All Lindisfarne tracks. I heard you have a vinyl of every Fifty Foot Hose record on German import.
I heard that you have a white label of every seminal punk hit - 1985, '86, '87.
I heard that you have a CD compilation of every good '80s cut and another box set from the '80s.
I hear you're buying a spring reverb and a harpsichord and are throwing your macbook out the window because you want to make something real. You want to make a Peter Gordon & Love of Life Orchestra record.

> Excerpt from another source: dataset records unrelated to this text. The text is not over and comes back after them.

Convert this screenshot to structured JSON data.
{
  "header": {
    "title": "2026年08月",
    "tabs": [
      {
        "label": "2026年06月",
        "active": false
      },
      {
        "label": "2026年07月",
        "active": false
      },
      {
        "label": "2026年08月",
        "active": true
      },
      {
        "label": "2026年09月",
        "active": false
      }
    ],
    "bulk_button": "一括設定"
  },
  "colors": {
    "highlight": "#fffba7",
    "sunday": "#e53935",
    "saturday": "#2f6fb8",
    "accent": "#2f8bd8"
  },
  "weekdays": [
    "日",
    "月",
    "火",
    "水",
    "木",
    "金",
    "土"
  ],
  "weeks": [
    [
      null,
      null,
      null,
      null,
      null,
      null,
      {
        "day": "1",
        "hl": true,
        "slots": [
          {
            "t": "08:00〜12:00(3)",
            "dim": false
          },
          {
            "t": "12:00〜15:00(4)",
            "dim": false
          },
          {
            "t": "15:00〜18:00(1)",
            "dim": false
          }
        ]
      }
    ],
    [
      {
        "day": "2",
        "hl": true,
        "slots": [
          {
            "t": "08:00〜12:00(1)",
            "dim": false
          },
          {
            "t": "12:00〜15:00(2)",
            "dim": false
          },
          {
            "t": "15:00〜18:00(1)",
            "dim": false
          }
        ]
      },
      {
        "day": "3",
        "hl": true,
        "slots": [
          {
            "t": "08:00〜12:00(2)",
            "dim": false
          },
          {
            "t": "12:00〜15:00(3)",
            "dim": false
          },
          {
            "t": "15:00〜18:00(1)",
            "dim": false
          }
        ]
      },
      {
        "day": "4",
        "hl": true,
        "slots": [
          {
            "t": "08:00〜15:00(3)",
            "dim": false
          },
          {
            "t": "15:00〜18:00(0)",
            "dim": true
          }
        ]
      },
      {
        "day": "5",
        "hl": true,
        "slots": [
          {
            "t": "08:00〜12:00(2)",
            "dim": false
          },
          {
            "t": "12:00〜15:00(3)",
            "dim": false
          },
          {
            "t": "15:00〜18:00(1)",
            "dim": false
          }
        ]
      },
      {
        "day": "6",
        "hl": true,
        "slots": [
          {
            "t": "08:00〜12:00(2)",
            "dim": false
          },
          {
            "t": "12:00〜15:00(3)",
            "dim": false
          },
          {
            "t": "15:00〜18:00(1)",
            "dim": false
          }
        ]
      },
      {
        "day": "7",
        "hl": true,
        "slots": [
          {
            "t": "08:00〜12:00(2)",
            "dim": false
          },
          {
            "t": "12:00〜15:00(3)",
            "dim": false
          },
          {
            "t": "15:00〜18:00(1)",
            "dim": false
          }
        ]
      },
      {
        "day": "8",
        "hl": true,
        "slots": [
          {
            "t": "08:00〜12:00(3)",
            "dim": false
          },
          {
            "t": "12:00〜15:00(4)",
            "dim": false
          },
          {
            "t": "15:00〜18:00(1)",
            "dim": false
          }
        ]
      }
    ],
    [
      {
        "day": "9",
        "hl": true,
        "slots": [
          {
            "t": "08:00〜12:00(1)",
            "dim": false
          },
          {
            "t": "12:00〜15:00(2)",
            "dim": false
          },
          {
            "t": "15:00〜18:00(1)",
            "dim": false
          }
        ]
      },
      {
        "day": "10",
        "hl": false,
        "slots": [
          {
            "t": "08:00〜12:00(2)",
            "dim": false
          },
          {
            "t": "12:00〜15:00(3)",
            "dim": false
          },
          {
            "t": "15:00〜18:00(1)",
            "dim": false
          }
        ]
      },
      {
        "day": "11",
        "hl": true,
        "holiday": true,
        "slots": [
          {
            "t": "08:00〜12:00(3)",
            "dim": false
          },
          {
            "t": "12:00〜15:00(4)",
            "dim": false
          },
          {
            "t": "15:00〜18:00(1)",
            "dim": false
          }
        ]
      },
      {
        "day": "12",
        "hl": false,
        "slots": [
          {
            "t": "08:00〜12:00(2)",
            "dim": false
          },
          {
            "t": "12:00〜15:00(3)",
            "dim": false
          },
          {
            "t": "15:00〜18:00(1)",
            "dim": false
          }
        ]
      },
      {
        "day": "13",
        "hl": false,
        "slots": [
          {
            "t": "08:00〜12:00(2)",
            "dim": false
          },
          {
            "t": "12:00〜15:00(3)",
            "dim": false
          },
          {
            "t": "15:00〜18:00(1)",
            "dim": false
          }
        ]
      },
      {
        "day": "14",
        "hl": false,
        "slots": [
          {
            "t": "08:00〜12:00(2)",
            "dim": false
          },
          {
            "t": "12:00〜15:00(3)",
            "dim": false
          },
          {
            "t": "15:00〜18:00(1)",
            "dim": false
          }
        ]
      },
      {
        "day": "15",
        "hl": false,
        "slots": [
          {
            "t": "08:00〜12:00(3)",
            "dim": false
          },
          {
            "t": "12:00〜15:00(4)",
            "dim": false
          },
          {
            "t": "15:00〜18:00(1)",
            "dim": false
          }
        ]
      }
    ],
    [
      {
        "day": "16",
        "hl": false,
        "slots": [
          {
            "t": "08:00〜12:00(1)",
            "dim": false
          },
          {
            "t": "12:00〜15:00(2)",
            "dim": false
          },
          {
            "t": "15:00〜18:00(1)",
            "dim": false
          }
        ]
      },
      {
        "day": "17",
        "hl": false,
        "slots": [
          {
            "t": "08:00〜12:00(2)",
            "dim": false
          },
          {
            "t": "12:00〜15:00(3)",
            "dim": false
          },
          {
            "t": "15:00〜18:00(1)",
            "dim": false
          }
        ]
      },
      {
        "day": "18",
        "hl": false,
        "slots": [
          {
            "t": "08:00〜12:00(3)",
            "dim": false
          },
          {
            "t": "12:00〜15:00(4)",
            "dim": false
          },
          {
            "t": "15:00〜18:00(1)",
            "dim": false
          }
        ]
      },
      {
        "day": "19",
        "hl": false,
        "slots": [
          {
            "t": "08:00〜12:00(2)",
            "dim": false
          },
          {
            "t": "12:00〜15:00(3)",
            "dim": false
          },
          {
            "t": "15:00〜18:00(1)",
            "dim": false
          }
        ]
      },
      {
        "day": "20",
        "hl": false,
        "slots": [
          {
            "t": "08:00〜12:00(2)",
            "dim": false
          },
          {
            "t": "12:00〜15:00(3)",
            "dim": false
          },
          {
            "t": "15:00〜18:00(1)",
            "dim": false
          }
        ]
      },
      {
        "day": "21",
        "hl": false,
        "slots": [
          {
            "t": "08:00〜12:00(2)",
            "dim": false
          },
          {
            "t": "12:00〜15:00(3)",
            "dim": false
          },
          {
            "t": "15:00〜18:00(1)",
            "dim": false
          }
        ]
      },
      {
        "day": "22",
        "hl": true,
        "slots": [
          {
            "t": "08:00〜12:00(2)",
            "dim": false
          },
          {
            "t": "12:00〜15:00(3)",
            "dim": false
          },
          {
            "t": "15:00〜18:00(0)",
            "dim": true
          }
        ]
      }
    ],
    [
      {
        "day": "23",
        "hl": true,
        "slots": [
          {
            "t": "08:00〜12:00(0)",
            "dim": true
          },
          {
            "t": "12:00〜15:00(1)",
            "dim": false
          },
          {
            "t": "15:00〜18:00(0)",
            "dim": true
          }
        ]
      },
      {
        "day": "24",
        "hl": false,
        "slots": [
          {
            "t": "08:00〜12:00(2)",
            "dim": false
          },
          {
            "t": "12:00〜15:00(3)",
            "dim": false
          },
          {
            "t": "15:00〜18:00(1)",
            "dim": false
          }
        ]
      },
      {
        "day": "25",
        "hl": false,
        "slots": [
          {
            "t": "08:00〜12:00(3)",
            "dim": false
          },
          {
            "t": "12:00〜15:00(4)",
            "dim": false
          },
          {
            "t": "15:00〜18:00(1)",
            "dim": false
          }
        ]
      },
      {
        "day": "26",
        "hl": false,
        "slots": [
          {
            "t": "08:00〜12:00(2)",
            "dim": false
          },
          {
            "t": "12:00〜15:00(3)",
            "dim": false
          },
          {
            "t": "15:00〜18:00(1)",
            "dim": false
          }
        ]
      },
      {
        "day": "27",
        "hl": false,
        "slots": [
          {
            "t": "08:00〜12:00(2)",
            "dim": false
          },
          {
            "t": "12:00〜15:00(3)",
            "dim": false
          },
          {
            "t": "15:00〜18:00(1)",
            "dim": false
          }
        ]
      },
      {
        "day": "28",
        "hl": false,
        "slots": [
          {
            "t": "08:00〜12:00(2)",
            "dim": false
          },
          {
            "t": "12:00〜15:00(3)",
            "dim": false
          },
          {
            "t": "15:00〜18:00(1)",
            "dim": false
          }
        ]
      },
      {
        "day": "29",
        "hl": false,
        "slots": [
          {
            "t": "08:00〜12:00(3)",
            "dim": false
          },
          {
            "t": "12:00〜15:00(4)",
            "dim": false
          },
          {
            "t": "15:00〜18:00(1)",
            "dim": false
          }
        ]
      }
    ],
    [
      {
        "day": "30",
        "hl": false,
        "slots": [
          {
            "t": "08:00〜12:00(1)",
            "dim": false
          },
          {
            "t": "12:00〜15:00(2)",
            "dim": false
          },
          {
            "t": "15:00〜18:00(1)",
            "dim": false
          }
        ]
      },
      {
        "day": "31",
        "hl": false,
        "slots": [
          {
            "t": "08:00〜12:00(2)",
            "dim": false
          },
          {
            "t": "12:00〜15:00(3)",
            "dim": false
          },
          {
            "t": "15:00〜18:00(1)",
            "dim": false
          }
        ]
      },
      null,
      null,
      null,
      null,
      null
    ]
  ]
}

I hear that you and your band have sold your arpeggiator and bought a linndrum.
I hear that you and your band have sold your linndrum and bought an arpeggiator.
I hear everybody that you know is more relevant than everybody that I know.
But have you seen my records?
Scott Walker,
Robert Hood,
Henry Cow,
Average White Band,
Au Pairs,
Gang Gang Dance,
Ash Ra Tempel,
Pharaoh Sanders and the Fire Engines,
Wasted Youth,
The Slits,
D'Angelo,
The Seeds,
Rhythim Is Rhythim,
The Stooges,
The Angels of Light,
Boogie Down Productions,
Quadrant,
Jesper Dahlbäck,
Josef K,
Warren Ellis,
Ajijia Myrayebe,
The Golliwogs,
Audionom,
Sam Rivers,
Panda Bear,
Scientists,
Ultra Naté,
Kerri Chandler,
The Dead C,
Fifty Foot Hose,
Vladislav Delay,
Vaughan Mason & Crew,
Y Pants,
The Sonics,
Roxy Music,
X-Ray Spex,
Thompson Twins,
Grandmaster Flash,
Index,
Excepter,
Kango’s Stein Massive,
Man Parrish,
Accadde A,
Piero Umiliani,
John Cale,
Bad Manners,
Howard Jones,
The Shadows of Knight,
Cecil Taylor,
The Blackbyrds,
Lyres,
Idris Muhammad,
The Mighty Diamonds,
The Knickerbockers,
Suicide,
The Vogues,
Gang Green,
Drive Like Jehu,
Neil Young,
Traffic Nightmare,
The Grass Roots,
R.M.O.,
Bang on a Can All-Stars,
Strawberry Alarm Clock, Strawberry Alarm Clock, Strawberry Alarm Clock, Strawberry Alarm Clock.
You don't know what you really want.
You don't know what you really want.
You don't know what you really want.
You don't know what you really want.
You don't know what you really want.
You don't know what you really want.
You don't know what you really want.
You don't know what you really want.
You don't know what you really want.
You don't know what you really want.
You don't know what you really want.
You don't know what you really want.
You don't know what you really want.
You don't know what you really want.
You don't know what you really want.